Many attorneys will do anything they can to stay away from family law cases. However, from the to time, the client of even the most dedicated transactional attorney will get called as a third-party witness in a divorce. Depositions are not used in every family law case, but they can be effective tools, particularly when a party is believed to be hiding information. Often, friends of a party, that person’s business partner(s), or a person’s paramour may find him or herself the subjection of a subpoena.
Whether you decide to represent them through the deposition or not, there are several things that you should keep in mind in helping your client prepare, and advising him or her through the process.
First, although family law matters are governed by the Texas Family Code, like any civil deposition in Texas, a deposition in a family law proceeding is governed by the Texas Rules of Civil Procedures.
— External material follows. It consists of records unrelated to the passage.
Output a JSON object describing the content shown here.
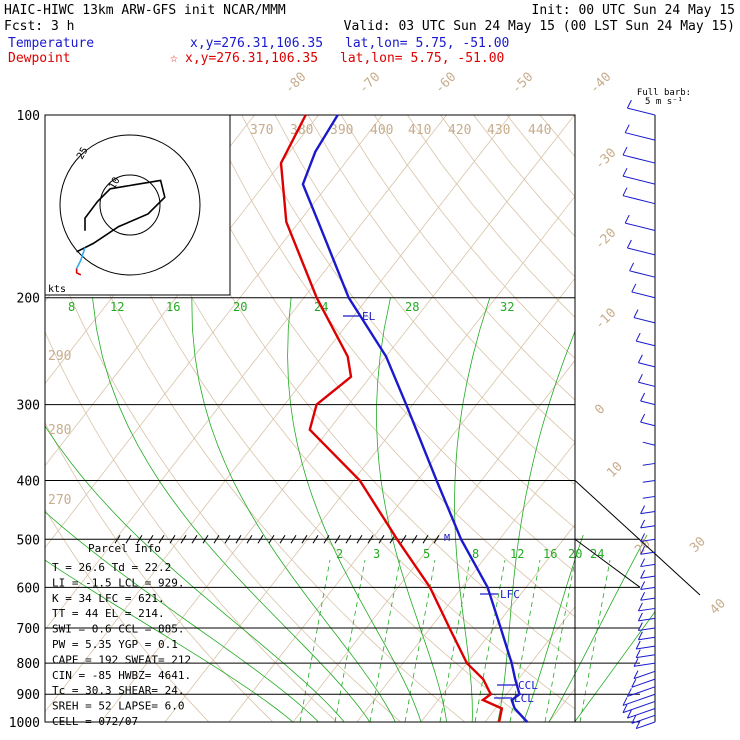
{
  "header": {
    "line1_left": "HAIC-HIWC 13km ARW-GFS init   NCAR/MMM",
    "line1_right": "Init: 00 UTC Sun 24 May 15",
    "line2_left": "Fcst:    3 h",
    "line2_right": "Valid: 03 UTC Sun 24 May 15 (00 LST Sun 24 May 15)",
    "temperature_label": "Temperature",
    "temperature_xy": "x,y=276.31,106.35",
    "temperature_latlon": "lat,lon=  5.75, -51.00",
    "dewpoint_label": "Dewpoint",
    "dewpoint_xy": "x,y=276.31,106.35",
    "dewpoint_latlon": "lat,lon=  5.75, -51.00",
    "dewpoint_marker": "☆"
  },
  "barb_key": {
    "line1": "Full barb:",
    "line2": "5 m s⁻¹"
  },
  "hodograph": {
    "ring_outer_label": "25",
    "ring_inner_label": "10",
    "units": "kts"
  },
  "parcel_info": {
    "title": "Parcel Info",
    "rows": [
      "T   =   26.6  Td =  22.2",
      "LI  =   -1.5  LCL =  929.",
      "K   =     34  LFC =  621.",
      "TT  =     44  EL  =  214.",
      "SWI =    0.6  CCL =  885.",
      "PW  =   5.35  YGP =   0.1",
      "CAPE =   192  SWEAT=  212",
      "CIN  =   -85  HWBZ= 4641.",
      "Tc  =   30.3  SHEAR=  24.",
      "SREH =    52  LAPSE=  6.0",
      "CELL = 072/07"
    ]
  },
  "level_labels": {
    "el": "EL",
    "lfc": "LFC",
    "ccl": "CCL",
    "lcl": "LCL",
    "m": "M"
  },
  "chart_data": {
    "type": "line",
    "title": "",
    "xlabel": "",
    "ylabel": "",
    "y_scale": "log-pressure",
    "pressure_levels": [
      100,
      200,
      300,
      400,
      500,
      600,
      700,
      800,
      900,
      1000
    ],
    "isotherm_labels": [
      -80,
      -70,
      -60,
      -50,
      -40,
      -30,
      -20,
      -10,
      0,
      10,
      20,
      30,
      40
    ],
    "theta_labels": [
      370,
      380,
      390,
      400,
      410,
      420,
      430,
      440,
      290,
      280,
      270
    ],
    "mixing_ratio_labels_upper": [
      8,
      12,
      16,
      20,
      24,
      28,
      32
    ],
    "mixing_ratio_labels_lower": [
      2,
      3,
      5,
      8,
      12,
      16,
      20,
      24
    ],
    "series": [
      {
        "name": "Temperature",
        "color": "#1a1acc",
        "points": [
          {
            "p": 1000,
            "t": 26.6
          },
          {
            "p": 950,
            "t": 23.0
          },
          {
            "p": 920,
            "t": 21.5
          },
          {
            "p": 900,
            "t": 22.0
          },
          {
            "p": 850,
            "t": 19.5
          },
          {
            "p": 800,
            "t": 17.0
          },
          {
            "p": 700,
            "t": 11.0
          },
          {
            "p": 600,
            "t": 4.0
          },
          {
            "p": 500,
            "t": -6.0
          },
          {
            "p": 400,
            "t": -17.0
          },
          {
            "p": 300,
            "t": -31.0
          },
          {
            "p": 250,
            "t": -40.0
          },
          {
            "p": 200,
            "t": -53.0
          },
          {
            "p": 150,
            "t": -67.0
          },
          {
            "p": 130,
            "t": -74.0
          },
          {
            "p": 115,
            "t": -76.0
          },
          {
            "p": 100,
            "t": -77.0
          }
        ]
      },
      {
        "name": "Dewpoint",
        "color": "#dd0000",
        "points": [
          {
            "p": 1000,
            "t": 22.2
          },
          {
            "p": 950,
            "t": 21.0
          },
          {
            "p": 920,
            "t": 17.0
          },
          {
            "p": 900,
            "t": 17.5
          },
          {
            "p": 850,
            "t": 14.5
          },
          {
            "p": 800,
            "t": 10.0
          },
          {
            "p": 700,
            "t": 3.0
          },
          {
            "p": 600,
            "t": -5.0
          },
          {
            "p": 500,
            "t": -16.0
          },
          {
            "p": 400,
            "t": -29.0
          },
          {
            "p": 330,
            "t": -43.0
          },
          {
            "p": 300,
            "t": -45.0
          },
          {
            "p": 270,
            "t": -43.0
          },
          {
            "p": 250,
            "t": -46.0
          },
          {
            "p": 200,
            "t": -58.0
          },
          {
            "p": 150,
            "t": -72.0
          },
          {
            "p": 120,
            "t": -80.0
          },
          {
            "p": 100,
            "t": -82.0
          }
        ]
      }
    ]
  },
  "hodograph_data": {
    "series": [
      {
        "color": "#000000",
        "points": [
          [
            0,
            2
          ],
          [
            0,
            8
          ],
          [
            6,
            16
          ],
          [
            12,
            22
          ],
          [
            24,
            24
          ],
          [
            36,
            26
          ],
          [
            38,
            18
          ],
          [
            30,
            10
          ],
          [
            16,
            4
          ],
          [
            4,
            -4
          ],
          [
            -4,
            -8
          ]
        ]
      },
      {
        "color": "#33aaee",
        "points": [
          [
            0,
            -6
          ],
          [
            -2,
            -12
          ],
          [
            -4,
            -16
          ]
        ]
      },
      {
        "color": "#dd0000",
        "points": [
          [
            -4,
            -16
          ],
          [
            -4,
            -18
          ],
          [
            -2,
            -19
          ]
        ]
      }
    ]
  },
  "wind_profile": [
    {
      "p": 1000,
      "s": 4
    },
    {
      "p": 975,
      "s": 6
    },
    {
      "p": 950,
      "s": 8
    },
    {
      "p": 925,
      "s": 10
    },
    {
      "p": 900,
      "s": 10
    },
    {
      "p": 875,
      "s": 8
    },
    {
      "p": 850,
      "s": 6
    },
    {
      "p": 825,
      "s": 5
    },
    {
      "p": 800,
      "s": 5
    },
    {
      "p": 775,
      "s": 4
    },
    {
      "p": 750,
      "s": 4
    },
    {
      "p": 725,
      "s": 3
    },
    {
      "p": 700,
      "s": 3
    },
    {
      "p": 675,
      "s": 3
    },
    {
      "p": 650,
      "s": 3
    },
    {
      "p": 625,
      "s": 2
    },
    {
      "p": 600,
      "s": 2
    },
    {
      "p": 575,
      "s": 2
    },
    {
      "p": 550,
      "s": 2
    },
    {
      "p": 525,
      "s": 2
    },
    {
      "p": 500,
      "s": 2
    },
    {
      "p": 475,
      "s": 2
    },
    {
      "p": 450,
      "s": 2
    },
    {
      "p": 425,
      "s": 1
    },
    {
      "p": 400,
      "s": 1
    },
    {
      "p": 375,
      "s": 1
    },
    {
      "p": 350,
      "s": 1
    },
    {
      "p": 325,
      "s": 2
    },
    {
      "p": 300,
      "s": 2
    },
    {
      "p": 280,
      "s": 3
    },
    {
      "p": 260,
      "s": 3
    },
    {
      "p": 240,
      "s": 4
    },
    {
      "p": 220,
      "s": 5
    },
    {
      "p": 200,
      "s": 6
    },
    {
      "p": 185,
      "s": 7
    },
    {
      "p": 170,
      "s": 8
    },
    {
      "p": 155,
      "s": 9
    },
    {
      "p": 140,
      "s": 10
    },
    {
      "p": 130,
      "s": 10
    },
    {
      "p": 120,
      "s": 10
    },
    {
      "p": 110,
      "s": 9
    },
    {
      "p": 100,
      "s": 8
    }
  ]
}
Attorneys may object, but generally the only objection available is “objection form,” and when that objection is made, the witness still must answer the question. You may instruct your client not to answer only if the question and answer will violate a privilege, or if the questions are harassing.
If your client is called to give his deposition, the same general advice applies that would apply in any litigation – (1) the deponent should tell the truth; and (2) the deponent should answer the question he or she is asked, but don’t try to supply additional information. Particularly when your client is simply a third party witness, the deposition is not his or her time to tell a story. You should also give deponents a warning about social media. Although the deponent should not delete his or her social media page prior to the deposition, it is a good time to review privacy settings as well as the content of his or her social media page.
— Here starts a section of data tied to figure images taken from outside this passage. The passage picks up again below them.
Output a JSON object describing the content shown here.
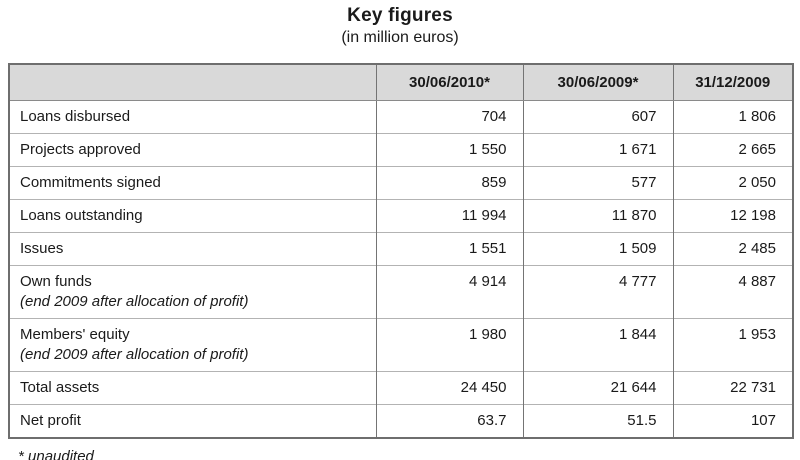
{
  "title": "Key figures",
  "subtitle": "(in million euros)",
  "footnote": "* unaudited",
  "colors": {
    "header_bg": "#d9d9d9",
    "outer_border": "#6e6e6e",
    "vertical_border": "#747474",
    "horizontal_border": "#b3b3b3",
    "text": "#1a1a1a"
  },
  "table": {
    "columns": [
      "30/06/2010*",
      "30/06/2009*",
      "31/12/2009"
    ],
    "rows": [
      {
        "label": "Loans disbursed",
        "values": [
          "704",
          "607",
          "1 806"
        ]
      },
      {
        "label": "Projects approved",
        "values": [
          "1 550",
          "1 671",
          "2 665"
        ]
      },
      {
        "label": "Commitments signed",
        "values": [
          "859",
          "577",
          "2 050"
        ]
      },
      {
        "label": "Loans outstanding",
        "values": [
          "11 994",
          "11 870",
          "12 198"
        ]
      },
      {
        "label": "Issues",
        "values": [
          "1 551",
          "1 509",
          "2 485"
        ]
      },
      {
        "label": "Own funds",
        "sublabel": "(end 2009 after allocation of profit)",
        "values": [
          "4 914",
          "4 777",
          "4 887"
        ]
      },
      {
        "label": "Members' equity",
        "sublabel": "(end 2009 after allocation of profit)",
        "values": [
          "1 980",
          "1 844",
          "1 953"
        ]
      },
      {
        "label": "Total assets",
        "values": [
          "24 450",
          "21 644",
          "22 731"
        ]
      },
      {
        "label": "Net profit",
        "values": [
          "63.7",
          "51.5",
          "107"
        ]
      }
    ]
  }
}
Even if you are not a family law practitioner, or not a litigator, don’t let your client appear at the deposition relying on one of the parties’ attorneys to represent your client. The individuals who are there as part of the family law proceeding are not there to protect your client’s interests in that deposition.
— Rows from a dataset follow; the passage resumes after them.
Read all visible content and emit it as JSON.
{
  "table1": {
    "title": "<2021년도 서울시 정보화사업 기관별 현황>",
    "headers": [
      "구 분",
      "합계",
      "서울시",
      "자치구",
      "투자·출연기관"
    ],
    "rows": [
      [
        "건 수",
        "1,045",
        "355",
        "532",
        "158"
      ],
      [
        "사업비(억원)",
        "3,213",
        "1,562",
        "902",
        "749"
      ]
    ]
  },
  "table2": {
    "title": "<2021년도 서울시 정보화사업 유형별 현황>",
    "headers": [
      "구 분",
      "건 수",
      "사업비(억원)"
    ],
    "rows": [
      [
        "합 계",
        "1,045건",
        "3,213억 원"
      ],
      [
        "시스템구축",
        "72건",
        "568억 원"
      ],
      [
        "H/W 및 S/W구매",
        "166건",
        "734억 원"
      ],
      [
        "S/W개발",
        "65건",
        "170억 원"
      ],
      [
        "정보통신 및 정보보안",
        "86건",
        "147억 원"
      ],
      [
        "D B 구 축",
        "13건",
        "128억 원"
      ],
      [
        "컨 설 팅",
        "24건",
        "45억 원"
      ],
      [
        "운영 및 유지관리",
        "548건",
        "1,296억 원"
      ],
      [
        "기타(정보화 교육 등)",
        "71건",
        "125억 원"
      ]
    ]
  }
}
Additionally, make sure to ask your client if he or she received a subpoena duces tecum, along with the deposition subpoena. Third party depositions are frequently used to gather documents when a party has failed to adequately answer discovery. If your client receives a SBT as part of his deposition subpoena, make sure that you have been given adequate time to respond (30 days) and that you make any necessary objections. Don’t let your client simply show up to the deposition with the requested documents. As in any discovery response, both you and your client should review the documents that are being produced for relevance and privileged information.
A third party who receives a subpoena may wonder why his or her deposition has been scheduled. Although depositions are not used in every family case, they are useful tools, and there is a variety of information that the party may hope to gain from your client. For example, a deposition may be used to establish a right of reimbursement (for example, by showing the time, talent and energy used to build a separate property business), to prove fault in the breakup of the marriage; or to show that the parties were living out of the business, and therefore increase the income that is available for child support purpose.